Jo draws designs on the grassy lawn, and takes Ari there against doctor's orders, telling her to fulfill her destiny to leave the planet. Ari passes the last moments of her life telling Jo-kang that she loves and pities him for believing everything she said. Jo-kang then sees a flying saucer appear in the night sky, signifying Ari's death.

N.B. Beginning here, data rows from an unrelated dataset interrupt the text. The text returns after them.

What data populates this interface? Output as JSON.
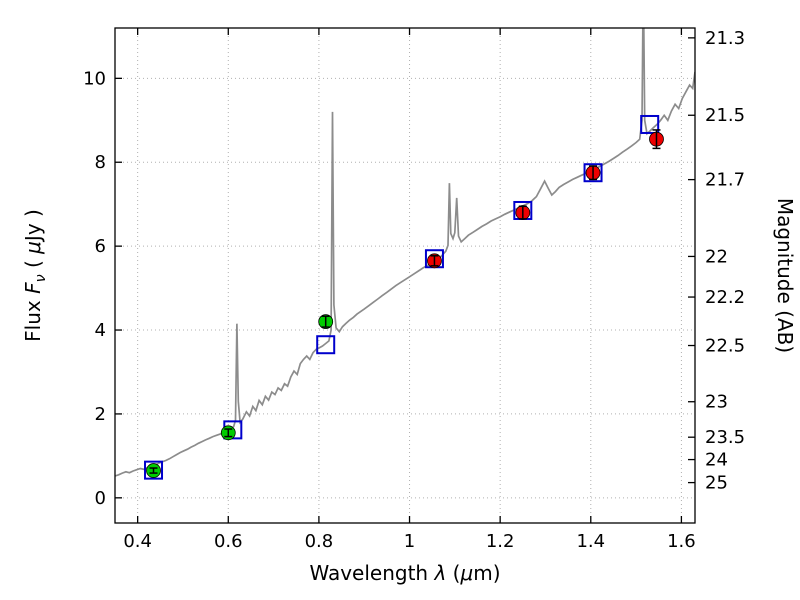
{
  "chart_data": {
    "type": "line",
    "title": "",
    "xlabel_parts": [
      {
        "t": "Wavelength  "
      },
      {
        "t": "λ",
        "i": true
      },
      {
        "t": " ("
      },
      {
        "t": "μ",
        "i": true
      },
      {
        "t": "m)"
      }
    ],
    "ylabel_left_parts": [
      {
        "t": "Flux  "
      },
      {
        "t": "F",
        "i": true
      },
      {
        "t": "ν",
        "i": true,
        "sub": true
      },
      {
        "t": "  ( "
      },
      {
        "t": "μ",
        "i": true
      },
      {
        "t": "Jy )"
      }
    ],
    "ylabel_right": "Magnitude (AB)",
    "xlim": [
      0.35,
      1.63
    ],
    "ylim": [
      -0.6,
      11.2
    ],
    "xticks": [
      0.4,
      0.6,
      0.8,
      1,
      1.2,
      1.4,
      1.6
    ],
    "xtick_labels": [
      "0.4",
      "0.6",
      "0.8",
      "1",
      "1.2",
      "1.4",
      "1.6"
    ],
    "yticks_flux": [
      0,
      2,
      4,
      6,
      8,
      10
    ],
    "ytick_labels_flux": [
      "0",
      "2",
      "4",
      "6",
      "8",
      "10"
    ],
    "mag_ticks": [
      21.3,
      21.5,
      21.7,
      22,
      22.2,
      22.5,
      23,
      23.5,
      24,
      25
    ],
    "mag_tick_labels": [
      "21.3",
      "21.5",
      "21.7",
      "22",
      "22.2",
      "22.5",
      "23",
      "23.5",
      "24",
      "25"
    ],
    "mag_zeropoint": 23.9,
    "grid": true,
    "legend": "none",
    "colors": {
      "spectrum": "#8c8c8c",
      "model_square": "#0000cc",
      "observed_green": "#00cc00",
      "observed_red": "#ee0000",
      "errorbar": "#000000",
      "grid": "#b0b0b0",
      "frame": "#000000"
    },
    "series": [
      {
        "name": "model-spectrum",
        "type": "line",
        "points": [
          [
            0.35,
            0.52
          ],
          [
            0.358,
            0.55
          ],
          [
            0.366,
            0.59
          ],
          [
            0.374,
            0.62
          ],
          [
            0.382,
            0.6
          ],
          [
            0.39,
            0.64
          ],
          [
            0.398,
            0.67
          ],
          [
            0.406,
            0.7
          ],
          [
            0.414,
            0.68
          ],
          [
            0.422,
            0.72
          ],
          [
            0.43,
            0.75
          ],
          [
            0.438,
            0.78
          ],
          [
            0.446,
            0.82
          ],
          [
            0.454,
            0.86
          ],
          [
            0.462,
            0.89
          ],
          [
            0.47,
            0.93
          ],
          [
            0.478,
            0.98
          ],
          [
            0.486,
            1.03
          ],
          [
            0.494,
            1.08
          ],
          [
            0.502,
            1.12
          ],
          [
            0.51,
            1.16
          ],
          [
            0.518,
            1.21
          ],
          [
            0.526,
            1.25
          ],
          [
            0.534,
            1.3
          ],
          [
            0.542,
            1.34
          ],
          [
            0.55,
            1.38
          ],
          [
            0.558,
            1.42
          ],
          [
            0.566,
            1.46
          ],
          [
            0.574,
            1.49
          ],
          [
            0.582,
            1.52
          ],
          [
            0.59,
            1.56
          ],
          [
            0.598,
            1.6
          ],
          [
            0.606,
            1.65
          ],
          [
            0.612,
            1.7
          ],
          [
            0.616,
            1.85
          ],
          [
            0.619,
            4.15
          ],
          [
            0.622,
            2.3
          ],
          [
            0.626,
            1.8
          ],
          [
            0.632,
            1.88
          ],
          [
            0.64,
            2.05
          ],
          [
            0.647,
            1.95
          ],
          [
            0.654,
            2.18
          ],
          [
            0.661,
            2.08
          ],
          [
            0.668,
            2.32
          ],
          [
            0.675,
            2.22
          ],
          [
            0.682,
            2.42
          ],
          [
            0.689,
            2.33
          ],
          [
            0.696,
            2.52
          ],
          [
            0.703,
            2.46
          ],
          [
            0.71,
            2.62
          ],
          [
            0.717,
            2.56
          ],
          [
            0.724,
            2.72
          ],
          [
            0.731,
            2.66
          ],
          [
            0.738,
            2.88
          ],
          [
            0.745,
            3.02
          ],
          [
            0.752,
            2.94
          ],
          [
            0.759,
            3.2
          ],
          [
            0.766,
            3.3
          ],
          [
            0.773,
            3.38
          ],
          [
            0.78,
            3.3
          ],
          [
            0.787,
            3.46
          ],
          [
            0.794,
            3.54
          ],
          [
            0.801,
            3.58
          ],
          [
            0.808,
            3.62
          ],
          [
            0.815,
            3.68
          ],
          [
            0.822,
            3.74
          ],
          [
            0.827,
            4.0
          ],
          [
            0.83,
            9.2
          ],
          [
            0.833,
            4.6
          ],
          [
            0.838,
            4.05
          ],
          [
            0.845,
            3.96
          ],
          [
            0.852,
            4.08
          ],
          [
            0.86,
            4.16
          ],
          [
            0.868,
            4.24
          ],
          [
            0.876,
            4.3
          ],
          [
            0.884,
            4.38
          ],
          [
            0.892,
            4.44
          ],
          [
            0.9,
            4.5
          ],
          [
            0.91,
            4.58
          ],
          [
            0.92,
            4.66
          ],
          [
            0.93,
            4.74
          ],
          [
            0.94,
            4.82
          ],
          [
            0.95,
            4.9
          ],
          [
            0.96,
            4.98
          ],
          [
            0.97,
            5.06
          ],
          [
            0.98,
            5.13
          ],
          [
            0.99,
            5.2
          ],
          [
            1.0,
            5.27
          ],
          [
            1.01,
            5.34
          ],
          [
            1.02,
            5.41
          ],
          [
            1.03,
            5.48
          ],
          [
            1.04,
            5.54
          ],
          [
            1.05,
            5.6
          ],
          [
            1.06,
            5.67
          ],
          [
            1.07,
            5.76
          ],
          [
            1.08,
            5.88
          ],
          [
            1.085,
            6.02
          ],
          [
            1.088,
            7.5
          ],
          [
            1.091,
            6.3
          ],
          [
            1.096,
            6.18
          ],
          [
            1.1,
            6.32
          ],
          [
            1.104,
            7.15
          ],
          [
            1.108,
            6.24
          ],
          [
            1.114,
            6.1
          ],
          [
            1.122,
            6.18
          ],
          [
            1.13,
            6.26
          ],
          [
            1.14,
            6.33
          ],
          [
            1.15,
            6.4
          ],
          [
            1.16,
            6.47
          ],
          [
            1.17,
            6.53
          ],
          [
            1.18,
            6.6
          ],
          [
            1.19,
            6.65
          ],
          [
            1.2,
            6.7
          ],
          [
            1.21,
            6.76
          ],
          [
            1.22,
            6.81
          ],
          [
            1.23,
            6.86
          ],
          [
            1.24,
            6.91
          ],
          [
            1.25,
            6.96
          ],
          [
            1.26,
            7.01
          ],
          [
            1.27,
            7.08
          ],
          [
            1.28,
            7.18
          ],
          [
            1.29,
            7.38
          ],
          [
            1.298,
            7.55
          ],
          [
            1.306,
            7.38
          ],
          [
            1.314,
            7.22
          ],
          [
            1.322,
            7.3
          ],
          [
            1.33,
            7.4
          ],
          [
            1.34,
            7.47
          ],
          [
            1.35,
            7.53
          ],
          [
            1.36,
            7.59
          ],
          [
            1.37,
            7.64
          ],
          [
            1.38,
            7.69
          ],
          [
            1.39,
            7.74
          ],
          [
            1.4,
            7.79
          ],
          [
            1.41,
            7.84
          ],
          [
            1.42,
            7.9
          ],
          [
            1.43,
            7.96
          ],
          [
            1.44,
            8.02
          ],
          [
            1.45,
            8.09
          ],
          [
            1.46,
            8.16
          ],
          [
            1.47,
            8.24
          ],
          [
            1.48,
            8.31
          ],
          [
            1.49,
            8.39
          ],
          [
            1.5,
            8.47
          ],
          [
            1.508,
            8.55
          ],
          [
            1.513,
            9.0
          ],
          [
            1.516,
            12.5
          ],
          [
            1.519,
            9.0
          ],
          [
            1.524,
            8.68
          ],
          [
            1.53,
            8.74
          ],
          [
            1.538,
            8.82
          ],
          [
            1.546,
            8.9
          ],
          [
            1.554,
            9.0
          ],
          [
            1.562,
            9.12
          ],
          [
            1.57,
            9.0
          ],
          [
            1.578,
            9.22
          ],
          [
            1.586,
            9.38
          ],
          [
            1.594,
            9.28
          ],
          [
            1.602,
            9.52
          ],
          [
            1.61,
            9.68
          ],
          [
            1.618,
            9.84
          ],
          [
            1.625,
            9.76
          ],
          [
            1.63,
            10.15
          ]
        ]
      },
      {
        "name": "model-photometry",
        "type": "square-open",
        "points": [
          [
            0.435,
            0.66
          ],
          [
            0.61,
            1.62
          ],
          [
            0.815,
            3.65
          ],
          [
            1.055,
            5.7
          ],
          [
            1.25,
            6.85
          ],
          [
            1.405,
            7.75
          ],
          [
            1.53,
            8.9
          ]
        ]
      },
      {
        "name": "observed-optical",
        "type": "circle",
        "points": [
          [
            0.435,
            0.65,
            0.06
          ],
          [
            0.6,
            1.55,
            0.09
          ],
          [
            0.815,
            4.2,
            0.13
          ]
        ]
      },
      {
        "name": "observed-infrared",
        "type": "circle",
        "points": [
          [
            1.055,
            5.65,
            0.12
          ],
          [
            1.25,
            6.8,
            0.15
          ],
          [
            1.405,
            7.75,
            0.16
          ],
          [
            1.545,
            8.55,
            0.22
          ]
        ]
      }
    ]
  }
}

In the final scene, Jo-kang goes on with his life, narrating in voice-over that the scent of love that Ari left still lingers. He prefers to believe that she's living on another planet, waiting for the day that they will meet each other again.

== Cast ==

- Kang Hye-jung as Ari
- Cho Seung-woo as Cha Jo-kang
- Byun Joo-yeon as young Ari
- Park Gun-woo as young Jo-kang
- Jung Jin-young as Dr. Chu
- Jung Sung-hwa as Joon-chul
- Kang Shin-il as Jo-kang's father, a sushi chef
- Lee Jae-yong as Ari's uncle, a monk
- Park Shin-hye as Byeon-ja
- Woo Hyun as taxi driver
- Lee Hyung-chul as Dr. Kang
- Nam Jeong-hee as grandmother
- Ko Tae-ho as class president
- Kang Yi-seok as child cancer patient
- Jo Hyun-chul as Sang-hyuk
- Park Kyung-ok as shaman
- Baek So-mi as Ji-yeon
- Song Young-kyu as Young-ho
- Jin Kyung as female teacher
- Im Ji-min as girl at bank

==Reception==
Cho Seung-woo and Kang Hye-jung were a real-life couple when Love Phobia was filmed and released, but despite their combined star power, the movie did not become a commercial success at the box office, receiving a total of 397,913 admissions. The Korea Times review praised Jo and Kang's acting, but called the film "a standard melodrama."